First, demand reasonable compensation. If you are lending USDC in DeFi at a 5% rate, you are essentially pricing in a BB-rated credit risk that is technically and in terms of composability inferior to a CCC-rated risk. The 9% to 12% yields from Morpho-type selected Vault markets are closer to the reasonable liquidation price, although they also introduce issues of manager selection and transparency.
Second, move up the capital structure. Overcollateralized lending based on high-quality collateral (ETH, wBTC, market-validated LST) has a significantly lower risk premium under the premise of having oracle redundancy, protocol-level insurance layers, and no cross-chain exposure. If direct access is possible, this equates to "investment-grade assets" in DeFi.
Third, correctly price tail risks. The KelpDAO attack was not a black swan, but rather a foreseeable failure mode within multi-chain and re-staking structures. The Drift incident is essentially the same in nature, just involving different participants. The second quarter of 2026 has already generated $577 million in permanent losses. A DeFi investment portfolio with an aggregated return of 5.5% faces catastrophic drawdown risks that this yield cannot cover at all.
DeFi is not uninvestable, but it is mispriced at the surface level.
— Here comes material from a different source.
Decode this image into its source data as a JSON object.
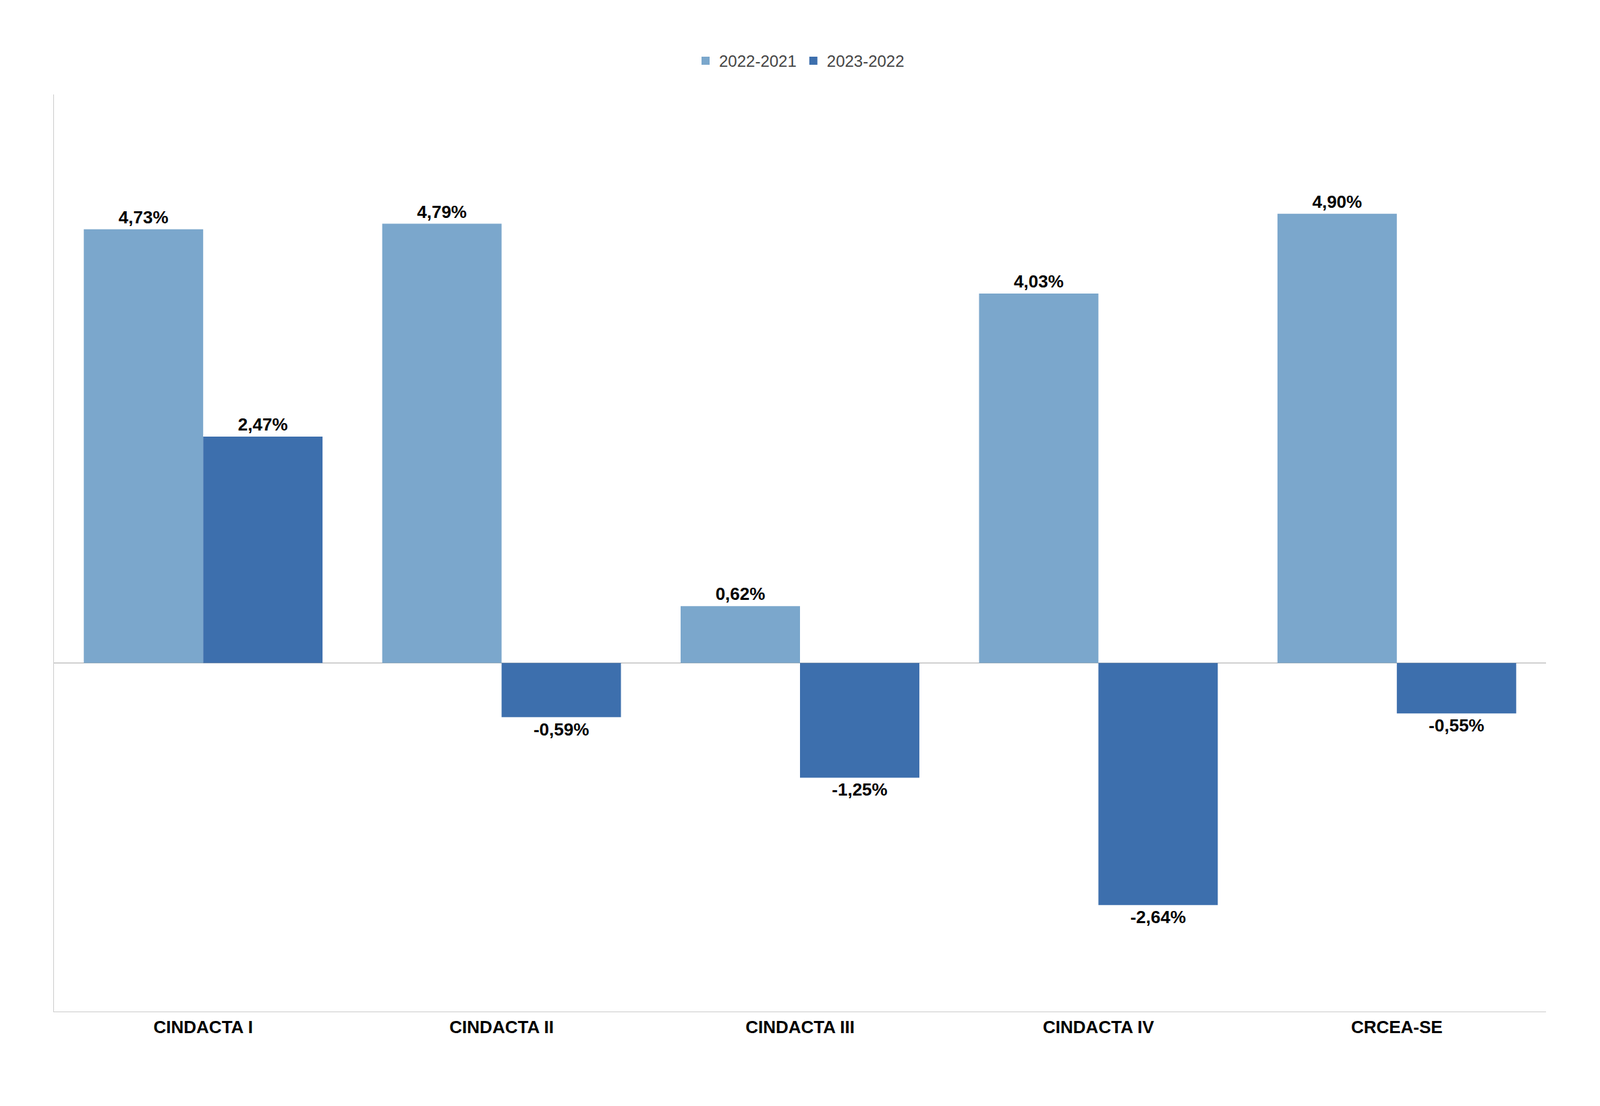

Institutional-grade opportunities do exist, but they are only available to fund allocators who either meet this framework's risk premium or can underwrite specific protocols individually as they would do in private credit. The so-called "lazy trading" — depositing stablecoins into top currency markets and accepting their published yields — is essentially just a disguised carry trade masquerading as a risk-free rate.